Si la CNIL italienne avait décidé de frapper fort en suspendant provisoirement l’accès à ChatGPT du pays, son homologue français a choisi la voie d’une régulation plus douce et réfléchie. Comme l’indique Marie-Laure Denis, présidente de la Cnil, dans un entretien aux Echos, « la Cnil n’a pas découvert l’IA avec ChatGPT ». Il n’empêche la fulgurance de l’outil d’OpenAI a provoqué une accélération du développement des IA génératives (Bard de Google, Dall-E, Midjourney, Stable AI, Bloom, Vall-E, Character AI, etc.).
Une régulation réfléchie et collaborative
Face à cette déferlante, la Cnil a élaboré un plan d’action pour réguler ce foisonnement d’initiatives en s’assurant d’un équilibre entre innovation et protection des données personnelles.

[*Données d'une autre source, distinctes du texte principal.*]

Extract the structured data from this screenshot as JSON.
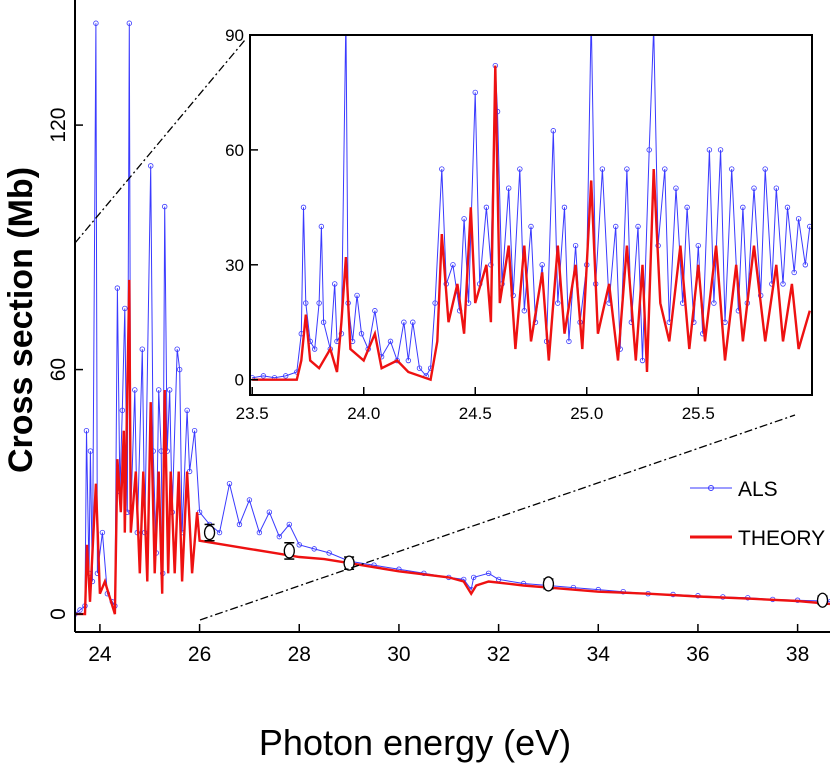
{
  "chart_data": [
    {
      "type": "line",
      "x_label": "Photon energy (eV)",
      "y_label": "Cross section (Mb)",
      "xlim": [
        23.5,
        38.65
      ],
      "ylim": [
        -4.4,
        150.7
      ],
      "xticks": [
        24,
        26,
        28,
        30,
        32,
        34,
        36,
        38
      ],
      "yticks": [
        0,
        60,
        120
      ],
      "legend": "right",
      "series": [
        {
          "name": "ALS",
          "color": "#3a3aff",
          "marker": "circle",
          "x": [
            23.5,
            23.6,
            23.7,
            23.73,
            23.78,
            23.81,
            23.85,
            23.92,
            23.95,
            24.05,
            24.15,
            24.25,
            24.3,
            24.35,
            24.4,
            24.45,
            24.5,
            24.55,
            24.59,
            24.62,
            24.7,
            24.75,
            24.85,
            24.9,
            25.02,
            25.07,
            25.13,
            25.18,
            25.23,
            25.26,
            25.3,
            25.35,
            25.4,
            25.45,
            25.55,
            25.6,
            25.65,
            25.75,
            25.8,
            25.9,
            26.0,
            26.2,
            26.4,
            26.6,
            26.8,
            27.0,
            27.2,
            27.4,
            27.6,
            27.8,
            28.0,
            28.3,
            28.6,
            29.0,
            29.5,
            30.0,
            30.5,
            31.0,
            31.3,
            31.45,
            31.5,
            31.8,
            32.0,
            32.5,
            33.0,
            33.5,
            34.0,
            34.5,
            35.0,
            35.5,
            36.0,
            36.5,
            37.0,
            37.5,
            38.0,
            38.5,
            38.65
          ],
          "values": [
            0,
            1,
            2,
            45,
            10,
            40,
            8,
            145,
            10,
            20,
            5,
            3,
            2,
            80,
            30,
            50,
            75,
            25,
            145,
            25,
            55,
            20,
            65,
            20,
            110,
            40,
            15,
            55,
            40,
            10,
            100,
            40,
            55,
            25,
            65,
            60,
            20,
            50,
            35,
            45,
            25,
            22,
            20,
            32,
            22,
            28,
            20,
            25,
            19,
            22,
            17,
            16,
            15,
            13,
            12,
            11,
            10,
            9,
            8.5,
            6,
            9,
            10,
            8.5,
            7.5,
            7,
            6.5,
            6,
            5.5,
            5,
            4.8,
            4.5,
            4.2,
            4,
            3.6,
            3.4,
            3.2,
            3
          ]
        },
        {
          "name": "THEORY",
          "color": "#ee1111",
          "x": [
            23.5,
            23.7,
            23.74,
            23.8,
            23.92,
            24.0,
            24.1,
            24.3,
            24.35,
            24.42,
            24.48,
            24.5,
            24.59,
            24.62,
            24.72,
            24.8,
            24.87,
            24.95,
            25.02,
            25.1,
            25.18,
            25.25,
            25.3,
            25.37,
            25.42,
            25.5,
            25.58,
            25.65,
            25.75,
            25.85,
            25.95,
            26.0,
            26.5,
            27.0,
            27.5,
            28.0,
            28.5,
            29.0,
            30.0,
            31.0,
            31.3,
            31.45,
            31.55,
            31.8,
            32.5,
            33.0,
            34.0,
            35.0,
            36.0,
            37.0,
            38.0,
            38.65
          ],
          "values": [
            0,
            0,
            17,
            3,
            32,
            5,
            8,
            0,
            38,
            25,
            45,
            20,
            82,
            20,
            35,
            10,
            35,
            8,
            52,
            10,
            35,
            5,
            55,
            10,
            35,
            10,
            35,
            8,
            35,
            10,
            25,
            18,
            17,
            16,
            15,
            14,
            13.5,
            12.5,
            10.5,
            9,
            8,
            5,
            7,
            8,
            7,
            6.5,
            5.5,
            5,
            4.3,
            3.8,
            3.2,
            2.5
          ]
        }
      ],
      "points": {
        "x": [
          26.2,
          27.8,
          29,
          33,
          38.5
        ],
        "values": [
          20,
          15.5,
          12.5,
          7.4,
          3.4
        ],
        "errors": [
          2,
          2,
          1.5,
          1.2,
          1
        ],
        "color": "#000000"
      }
    },
    {
      "type": "line",
      "xlim": [
        23.49,
        26.01
      ],
      "ylim": [
        -4,
        90
      ],
      "xticks": [
        23.5,
        {
          "value": 24,
          "label": "24.0"
        },
        24.5,
        {
          "value": 25,
          "label": "25.0"
        },
        25.5
      ],
      "yticks": [
        0,
        30,
        60,
        90
      ],
      "series": [
        {
          "color": "#3a3aff",
          "marker": "circle",
          "x": [
            23.5,
            23.55,
            23.6,
            23.65,
            23.7,
            23.72,
            23.73,
            23.74,
            23.76,
            23.78,
            23.8,
            23.81,
            23.82,
            23.85,
            23.87,
            23.88,
            23.9,
            23.92,
            23.93,
            23.95,
            23.97,
            23.99,
            24.02,
            24.05,
            24.08,
            24.12,
            24.15,
            24.18,
            24.2,
            24.22,
            24.25,
            24.28,
            24.3,
            24.32,
            24.35,
            24.37,
            24.4,
            24.43,
            24.45,
            24.47,
            24.5,
            24.52,
            24.55,
            24.57,
            24.59,
            24.6,
            24.62,
            24.65,
            24.67,
            24.7,
            24.72,
            24.75,
            24.77,
            24.8,
            24.82,
            24.85,
            24.87,
            24.9,
            24.92,
            24.95,
            24.97,
            25.0,
            25.02,
            25.04,
            25.07,
            25.1,
            25.13,
            25.15,
            25.18,
            25.2,
            25.23,
            25.25,
            25.28,
            25.3,
            25.32,
            25.35,
            25.37,
            25.4,
            25.43,
            25.45,
            25.48,
            25.5,
            25.52,
            25.55,
            25.57,
            25.6,
            25.62,
            25.65,
            25.68,
            25.7,
            25.72,
            25.75,
            25.78,
            25.8,
            25.83,
            25.85,
            25.88,
            25.9,
            25.93,
            25.95,
            25.98,
            26.0
          ],
          "values": [
            0.5,
            1,
            0.5,
            1,
            2,
            12,
            45,
            20,
            10,
            8,
            20,
            40,
            15,
            8,
            25,
            10,
            12,
            95,
            20,
            10,
            22,
            12,
            8,
            18,
            6,
            10,
            5,
            15,
            5,
            15,
            3,
            1,
            3,
            20,
            55,
            25,
            30,
            18,
            42,
            20,
            75,
            25,
            45,
            30,
            82,
            70,
            25,
            50,
            22,
            55,
            18,
            40,
            15,
            30,
            10,
            65,
            20,
            45,
            10,
            35,
            15,
            30,
            95,
            25,
            55,
            20,
            40,
            8,
            55,
            15,
            40,
            5,
            60,
            92,
            35,
            55,
            15,
            50,
            20,
            45,
            15,
            35,
            12,
            60,
            20,
            60,
            15,
            55,
            18,
            45,
            20,
            50,
            22,
            55,
            25,
            50,
            25,
            45,
            28,
            42,
            30,
            40
          ]
        },
        {
          "color": "#ee1111",
          "x": [
            23.5,
            23.7,
            23.72,
            23.74,
            23.76,
            23.8,
            23.85,
            23.88,
            23.9,
            23.92,
            23.94,
            24.0,
            24.05,
            24.08,
            24.15,
            24.2,
            24.3,
            24.33,
            24.35,
            24.38,
            24.42,
            24.45,
            24.48,
            24.5,
            24.55,
            24.57,
            24.59,
            24.61,
            24.65,
            24.68,
            24.72,
            24.75,
            24.8,
            24.83,
            24.87,
            24.9,
            24.95,
            24.98,
            25.02,
            25.05,
            25.1,
            25.14,
            25.18,
            25.22,
            25.25,
            25.27,
            25.3,
            25.33,
            25.37,
            25.42,
            25.46,
            25.5,
            25.53,
            25.58,
            25.62,
            25.67,
            25.7,
            25.75,
            25.8,
            25.85,
            25.88,
            25.92,
            25.95,
            26.0
          ],
          "values": [
            0,
            0,
            5,
            17,
            5,
            3,
            8,
            2,
            15,
            32,
            8,
            5,
            12,
            3,
            5,
            2,
            0,
            10,
            38,
            15,
            25,
            12,
            45,
            20,
            30,
            15,
            82,
            20,
            35,
            8,
            35,
            10,
            28,
            5,
            35,
            12,
            30,
            8,
            52,
            12,
            25,
            5,
            35,
            5,
            30,
            2,
            55,
            20,
            10,
            35,
            8,
            30,
            10,
            35,
            5,
            30,
            10,
            35,
            10,
            30,
            10,
            25,
            8,
            18
          ]
        }
      ]
    }
  ]
}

Dans ce cadre, la régulation proposée se fixe 4 objectifs. Le premier réside dans la compréhension du fonctionnement des systèmes d’IA et l’impact sur les personnes. Des travaux menés par le LINC (laboratoire d’innovation numérique de la Cnil) soulèvent plusieurs points comme la transparence des modèles d’IA, l’usage du scraping des données personnelles sur le web pour alimenter les modèles, les conséquences sur les droits des personnes sur leurs données, etc.

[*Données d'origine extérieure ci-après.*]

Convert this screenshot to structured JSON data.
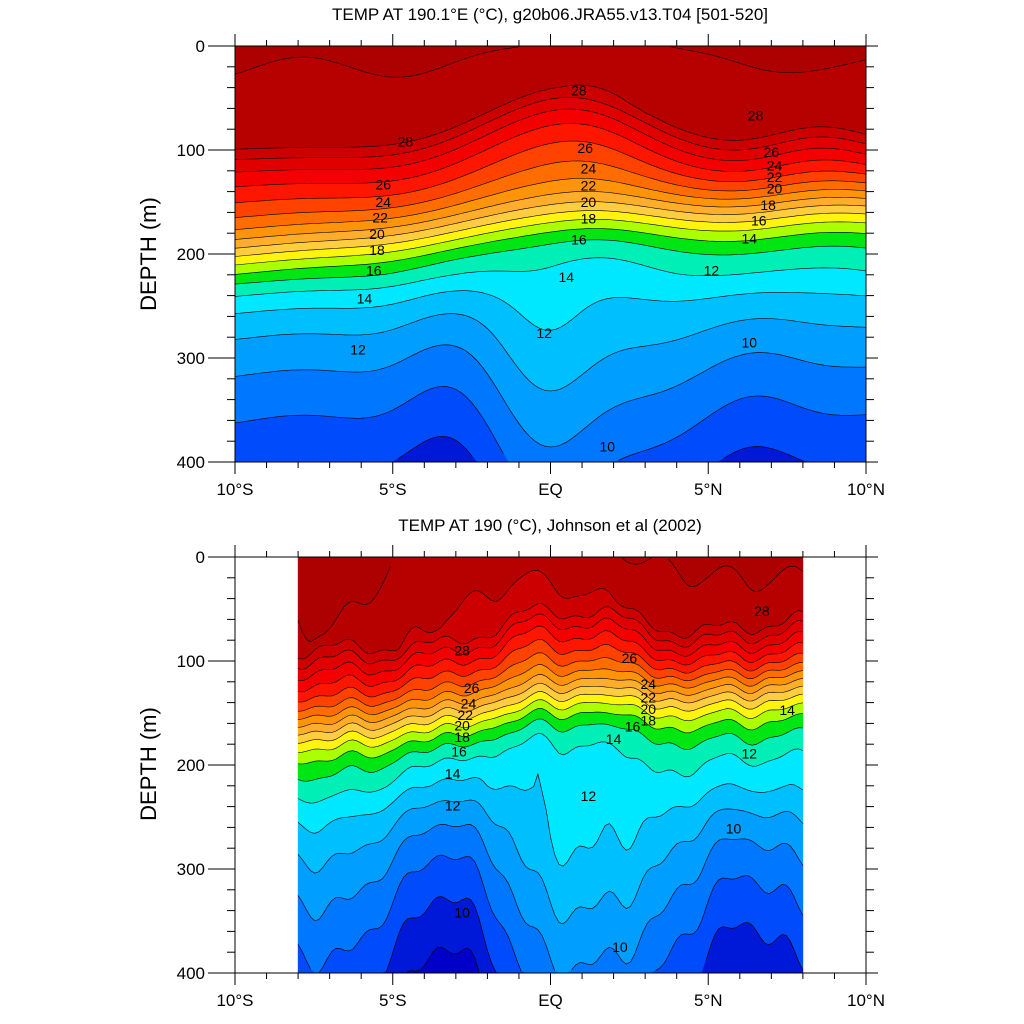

En seconde position, le régulateur doit fixer un cadre pour expliciter notamment le RGPD face au développement des IA génératives. Les récentes annonces de Google lors de sa conférence développeur I/ le montrent. Les améliorations du chatbot Bard ne sont pas disponibles en Europe, car la firme américaine a des doutes sur sa compatibilité avec le RGPD et s’interroge aussi sur la réglementation européenne sur l’IA en cours de discussion. La Cnil prévoit plusieurs publications d’ici l’été autour de la conception de systèmes d’IA et la constitution de bases de données pour l’apprentissage automatique. Par ailleurs, elle va engager une consultation sur un guide sur les règles applicables au partage et à la réutilisation des données.
Un accompagnement et une vigilance constante
La troisième brique du plan d’action fait la part belle à l’accompagnement des initiatives et des projets en IA pour vérifier leur compatibilité avec les règles de protection des données personnelles. Cela passe par exemple par les « bacs à sable » organisés par la Cnil sur des programmes IA de certaines sociétés notamment dans la santé. En complément, le régulateur a ouvert cette année le programme « d’accompagnement renforcé » pour assister des entreprises innovantes dans leur conformité au RGPD.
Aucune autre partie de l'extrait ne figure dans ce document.